On the last method,  I'm not certain the data sample size is large enough for that (or self-similar enough). It might be but without a visual way check it out (i haven't written one) it can be hard to be certain. its the sort of thing i would expect to work real well with maps, I just don't know about body features. I do this to try and solve the simple problem, I know that there is cancer in the patient I just don't know which slice/grid part its in. I would argue that's the real challenge for this contest. (more on that later)

Once I have these statistics I build a few others that relevant to the whole image and then take all the grid data ad the few other statistics and try to make a cancer / no cancer prediction for each image. ... again tons of false positives since each image is one part of the whole and cancer may only be on 1 cat scan.

Once I have the results (using a new form of my GBM) I take the 9 fold cross validation resuilt of the train data and the results from test data and send it all in to another GBM. This one takes the whole body (the slices have been organized in order by a label) an produces a uniform 1024 slices broken out by percentage (i take the results from the nearest image, that becomes my feature for that percentage location.) then i build 512, 256,128... down to 1 . these features dont use the nearest but average of the 2, 4, 8.. etc elements that went in to the 1024. I send all that data in to a GBM, get predictions and ... bob's your uncle.

The accuracy... is okay. the problem i've had is bias is super easy to introduce. local testing puts the results at around .55 log loss. but my submissions were more in the .6 neighborhood. which makes me think that: 1, i got nothing special and 2, all the false positives are screwing things up. Btw, getting to that point took over 3 weeks beginning to end, with many long hours of my computer doing things. I ahve since i started radically improved the speed of the whole process and can probably get from beginning to end in about 2-3 days now. so that's good. The biggest/most important improvement of late was threading the tree generation internal to the tree itself. I've had the trees themselves be threaded for years, but never bothered to thread out the node work. it is now and it really helps make as much use of the cpu as I can. That change if nothing else will be great for the future.

So lets talk about false positives real quick and knowing exactly which slice of cat scan image has the cancer in it.
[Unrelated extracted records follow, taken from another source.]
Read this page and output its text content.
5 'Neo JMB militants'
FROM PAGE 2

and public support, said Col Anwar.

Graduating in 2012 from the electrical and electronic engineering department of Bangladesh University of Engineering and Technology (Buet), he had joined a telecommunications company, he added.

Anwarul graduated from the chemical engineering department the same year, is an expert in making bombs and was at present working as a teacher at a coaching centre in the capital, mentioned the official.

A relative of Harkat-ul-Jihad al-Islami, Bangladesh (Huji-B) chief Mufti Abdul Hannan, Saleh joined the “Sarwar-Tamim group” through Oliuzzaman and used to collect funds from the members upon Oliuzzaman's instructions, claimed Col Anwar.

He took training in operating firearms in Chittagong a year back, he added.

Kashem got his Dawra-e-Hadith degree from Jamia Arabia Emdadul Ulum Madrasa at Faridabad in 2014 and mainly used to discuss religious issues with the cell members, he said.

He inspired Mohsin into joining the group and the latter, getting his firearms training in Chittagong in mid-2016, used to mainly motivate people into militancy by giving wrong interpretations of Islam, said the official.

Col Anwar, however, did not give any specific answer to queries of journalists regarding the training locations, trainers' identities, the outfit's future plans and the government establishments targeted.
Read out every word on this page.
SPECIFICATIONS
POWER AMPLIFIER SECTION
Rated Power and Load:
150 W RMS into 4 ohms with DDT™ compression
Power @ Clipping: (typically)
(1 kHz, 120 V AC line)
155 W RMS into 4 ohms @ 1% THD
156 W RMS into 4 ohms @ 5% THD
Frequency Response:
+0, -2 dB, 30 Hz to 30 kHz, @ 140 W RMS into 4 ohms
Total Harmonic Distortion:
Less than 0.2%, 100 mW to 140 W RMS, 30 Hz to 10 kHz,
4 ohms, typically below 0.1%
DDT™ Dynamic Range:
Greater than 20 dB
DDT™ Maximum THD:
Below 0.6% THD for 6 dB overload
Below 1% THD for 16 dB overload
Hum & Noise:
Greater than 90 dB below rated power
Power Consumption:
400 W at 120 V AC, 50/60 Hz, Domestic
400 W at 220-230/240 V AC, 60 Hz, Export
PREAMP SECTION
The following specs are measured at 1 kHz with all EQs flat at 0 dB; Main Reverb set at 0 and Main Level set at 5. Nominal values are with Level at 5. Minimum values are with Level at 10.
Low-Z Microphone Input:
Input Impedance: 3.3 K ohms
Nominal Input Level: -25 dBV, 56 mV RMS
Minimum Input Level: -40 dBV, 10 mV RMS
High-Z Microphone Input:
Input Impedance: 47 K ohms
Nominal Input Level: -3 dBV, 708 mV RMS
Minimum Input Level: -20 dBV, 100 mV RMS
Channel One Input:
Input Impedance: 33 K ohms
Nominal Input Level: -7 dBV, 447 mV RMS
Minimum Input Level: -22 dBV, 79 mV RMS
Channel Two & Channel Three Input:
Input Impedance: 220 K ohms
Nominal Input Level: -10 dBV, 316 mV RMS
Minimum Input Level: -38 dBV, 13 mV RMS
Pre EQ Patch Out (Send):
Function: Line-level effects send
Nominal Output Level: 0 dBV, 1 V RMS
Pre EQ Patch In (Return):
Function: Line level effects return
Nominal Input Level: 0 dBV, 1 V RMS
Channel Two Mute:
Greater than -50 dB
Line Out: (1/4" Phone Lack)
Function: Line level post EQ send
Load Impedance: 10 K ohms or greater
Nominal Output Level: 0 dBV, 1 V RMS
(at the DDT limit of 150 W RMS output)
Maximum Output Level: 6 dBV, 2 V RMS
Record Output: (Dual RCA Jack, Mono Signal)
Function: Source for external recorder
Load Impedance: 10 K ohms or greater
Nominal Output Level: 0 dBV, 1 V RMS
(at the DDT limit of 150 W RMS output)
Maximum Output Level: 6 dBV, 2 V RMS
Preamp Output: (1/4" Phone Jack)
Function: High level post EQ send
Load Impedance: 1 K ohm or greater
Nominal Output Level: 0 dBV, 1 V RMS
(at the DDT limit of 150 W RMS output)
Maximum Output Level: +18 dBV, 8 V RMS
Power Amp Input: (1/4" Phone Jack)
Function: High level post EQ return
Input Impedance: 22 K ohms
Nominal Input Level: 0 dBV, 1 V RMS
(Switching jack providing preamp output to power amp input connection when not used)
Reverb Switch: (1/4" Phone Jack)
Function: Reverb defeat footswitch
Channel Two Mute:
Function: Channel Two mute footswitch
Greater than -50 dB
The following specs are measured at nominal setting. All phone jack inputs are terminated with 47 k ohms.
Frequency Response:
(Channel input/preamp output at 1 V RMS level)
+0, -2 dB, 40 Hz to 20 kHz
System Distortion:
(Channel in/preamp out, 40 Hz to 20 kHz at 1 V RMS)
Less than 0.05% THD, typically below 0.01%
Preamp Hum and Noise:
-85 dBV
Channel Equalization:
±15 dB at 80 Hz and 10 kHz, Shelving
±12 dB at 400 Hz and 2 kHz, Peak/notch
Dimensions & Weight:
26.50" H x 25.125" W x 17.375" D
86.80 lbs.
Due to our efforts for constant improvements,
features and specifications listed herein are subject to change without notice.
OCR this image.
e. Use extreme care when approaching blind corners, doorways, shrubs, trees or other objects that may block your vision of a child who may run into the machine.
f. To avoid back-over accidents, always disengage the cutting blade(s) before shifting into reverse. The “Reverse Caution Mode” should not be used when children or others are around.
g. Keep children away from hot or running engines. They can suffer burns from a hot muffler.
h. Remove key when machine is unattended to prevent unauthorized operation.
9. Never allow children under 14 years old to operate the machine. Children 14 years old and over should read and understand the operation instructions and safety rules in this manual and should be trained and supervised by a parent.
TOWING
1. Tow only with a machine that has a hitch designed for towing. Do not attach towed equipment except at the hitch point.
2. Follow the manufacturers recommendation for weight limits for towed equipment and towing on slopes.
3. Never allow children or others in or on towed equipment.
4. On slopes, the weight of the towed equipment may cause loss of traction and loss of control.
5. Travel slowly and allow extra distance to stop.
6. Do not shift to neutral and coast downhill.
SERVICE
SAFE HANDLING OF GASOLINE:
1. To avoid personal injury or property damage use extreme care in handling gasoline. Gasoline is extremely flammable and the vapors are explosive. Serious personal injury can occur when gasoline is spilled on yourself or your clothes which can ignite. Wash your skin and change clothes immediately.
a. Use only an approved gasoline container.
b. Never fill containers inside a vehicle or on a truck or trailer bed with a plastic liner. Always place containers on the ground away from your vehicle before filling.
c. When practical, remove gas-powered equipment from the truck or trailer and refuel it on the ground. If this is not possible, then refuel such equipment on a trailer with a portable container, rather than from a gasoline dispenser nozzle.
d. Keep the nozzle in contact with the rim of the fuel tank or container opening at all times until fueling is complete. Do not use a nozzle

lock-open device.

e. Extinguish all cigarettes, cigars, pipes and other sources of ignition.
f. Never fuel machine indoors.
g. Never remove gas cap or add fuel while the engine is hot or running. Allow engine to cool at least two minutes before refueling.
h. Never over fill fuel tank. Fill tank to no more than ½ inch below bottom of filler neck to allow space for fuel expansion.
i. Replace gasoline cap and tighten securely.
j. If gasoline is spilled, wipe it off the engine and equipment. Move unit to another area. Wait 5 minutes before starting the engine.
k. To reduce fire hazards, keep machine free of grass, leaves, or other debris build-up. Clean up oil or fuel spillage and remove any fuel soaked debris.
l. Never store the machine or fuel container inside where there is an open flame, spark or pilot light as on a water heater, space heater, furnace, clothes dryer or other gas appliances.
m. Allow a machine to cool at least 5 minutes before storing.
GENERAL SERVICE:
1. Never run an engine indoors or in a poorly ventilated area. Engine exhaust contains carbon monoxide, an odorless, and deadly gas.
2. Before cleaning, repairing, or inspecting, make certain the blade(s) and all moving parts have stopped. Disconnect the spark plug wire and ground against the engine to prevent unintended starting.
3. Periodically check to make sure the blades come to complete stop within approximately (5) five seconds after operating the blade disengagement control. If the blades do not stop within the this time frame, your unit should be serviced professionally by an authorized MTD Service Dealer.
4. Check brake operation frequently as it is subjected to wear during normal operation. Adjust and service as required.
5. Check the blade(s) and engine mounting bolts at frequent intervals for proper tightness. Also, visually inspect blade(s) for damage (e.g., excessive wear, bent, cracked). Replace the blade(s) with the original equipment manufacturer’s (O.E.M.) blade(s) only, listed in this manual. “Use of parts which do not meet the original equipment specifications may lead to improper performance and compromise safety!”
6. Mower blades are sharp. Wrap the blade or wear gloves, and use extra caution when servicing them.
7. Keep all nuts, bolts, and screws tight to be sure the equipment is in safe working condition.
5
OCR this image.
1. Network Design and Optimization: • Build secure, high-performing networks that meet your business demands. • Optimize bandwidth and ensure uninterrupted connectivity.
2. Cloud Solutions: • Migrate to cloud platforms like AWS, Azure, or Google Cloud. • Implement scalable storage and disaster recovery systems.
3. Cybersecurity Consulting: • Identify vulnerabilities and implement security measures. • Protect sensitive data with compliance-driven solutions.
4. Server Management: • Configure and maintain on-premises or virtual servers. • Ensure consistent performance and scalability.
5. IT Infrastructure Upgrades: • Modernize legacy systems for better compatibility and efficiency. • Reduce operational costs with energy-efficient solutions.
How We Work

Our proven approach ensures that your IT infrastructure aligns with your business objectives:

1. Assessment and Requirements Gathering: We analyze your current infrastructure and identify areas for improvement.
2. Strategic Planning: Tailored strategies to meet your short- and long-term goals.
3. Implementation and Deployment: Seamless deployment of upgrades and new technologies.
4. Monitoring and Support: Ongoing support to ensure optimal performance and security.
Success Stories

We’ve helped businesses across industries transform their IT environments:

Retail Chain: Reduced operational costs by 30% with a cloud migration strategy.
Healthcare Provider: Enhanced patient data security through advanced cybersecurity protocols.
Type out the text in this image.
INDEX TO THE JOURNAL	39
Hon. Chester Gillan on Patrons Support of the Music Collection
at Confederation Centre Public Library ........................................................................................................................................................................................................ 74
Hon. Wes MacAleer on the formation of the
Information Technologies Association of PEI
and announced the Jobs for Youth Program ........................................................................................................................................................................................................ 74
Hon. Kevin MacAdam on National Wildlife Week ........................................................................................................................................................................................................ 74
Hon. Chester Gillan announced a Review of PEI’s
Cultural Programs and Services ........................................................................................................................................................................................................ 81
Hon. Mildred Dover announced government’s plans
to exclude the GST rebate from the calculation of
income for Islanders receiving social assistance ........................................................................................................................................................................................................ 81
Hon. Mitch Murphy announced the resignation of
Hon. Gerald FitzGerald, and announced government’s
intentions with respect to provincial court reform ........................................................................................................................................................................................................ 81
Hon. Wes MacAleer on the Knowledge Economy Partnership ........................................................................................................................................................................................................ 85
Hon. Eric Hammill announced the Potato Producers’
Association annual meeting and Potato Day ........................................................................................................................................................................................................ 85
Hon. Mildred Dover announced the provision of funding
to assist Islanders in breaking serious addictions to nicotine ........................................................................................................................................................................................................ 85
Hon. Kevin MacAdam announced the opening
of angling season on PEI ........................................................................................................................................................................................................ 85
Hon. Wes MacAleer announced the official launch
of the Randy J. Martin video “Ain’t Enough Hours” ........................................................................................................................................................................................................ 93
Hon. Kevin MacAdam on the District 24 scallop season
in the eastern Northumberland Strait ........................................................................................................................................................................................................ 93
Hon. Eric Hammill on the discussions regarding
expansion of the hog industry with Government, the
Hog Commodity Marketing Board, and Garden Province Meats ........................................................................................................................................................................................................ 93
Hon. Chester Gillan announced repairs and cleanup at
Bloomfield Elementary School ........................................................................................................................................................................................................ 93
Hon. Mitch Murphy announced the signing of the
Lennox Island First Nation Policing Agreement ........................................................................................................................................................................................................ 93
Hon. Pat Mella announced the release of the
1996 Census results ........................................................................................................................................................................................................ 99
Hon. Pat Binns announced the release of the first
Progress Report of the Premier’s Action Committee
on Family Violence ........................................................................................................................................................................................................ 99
I think most people make a 3d model and handle the data as a whole (getting rid of the problem) that may be my solution. that is essentially what i did with 2nd level of the GBM. I was trying to solve the problem in an image by image way previously but i think there is just to much noise unless i add some insight that is missing. So with regards to that there is maybe 1 possible way to add some insight. consider this

No Cancer                   Cancer

00100000100             00107000100             

00010100100             00900100100             

00100011100 

 

if each 0 or 1 is a whole image the trick is to realize that 7 and 9 are unique to the cancer side. but how do you get to that point? right now i take all the numbers by themselves and say cancer on no cancer. so 0 has a percentage chance.. etc. Even this is a simplification because i dont have a clear picture of "3"  or "2" it might actually just be a special pattern of 1s and 0s  (that is to say it all looks normal and the particular oddness of the slices in the order they show is what makes ID as cancer).

So I'm noodling on this a little to see if I can find a good way to get the insight. if I can get the image analysis to indicate 3 or 2 is present. i'm in there, but more likely I'll make data out of the whole and rethink how to make the predictions there by adding more data to each prediction but removing the false positives.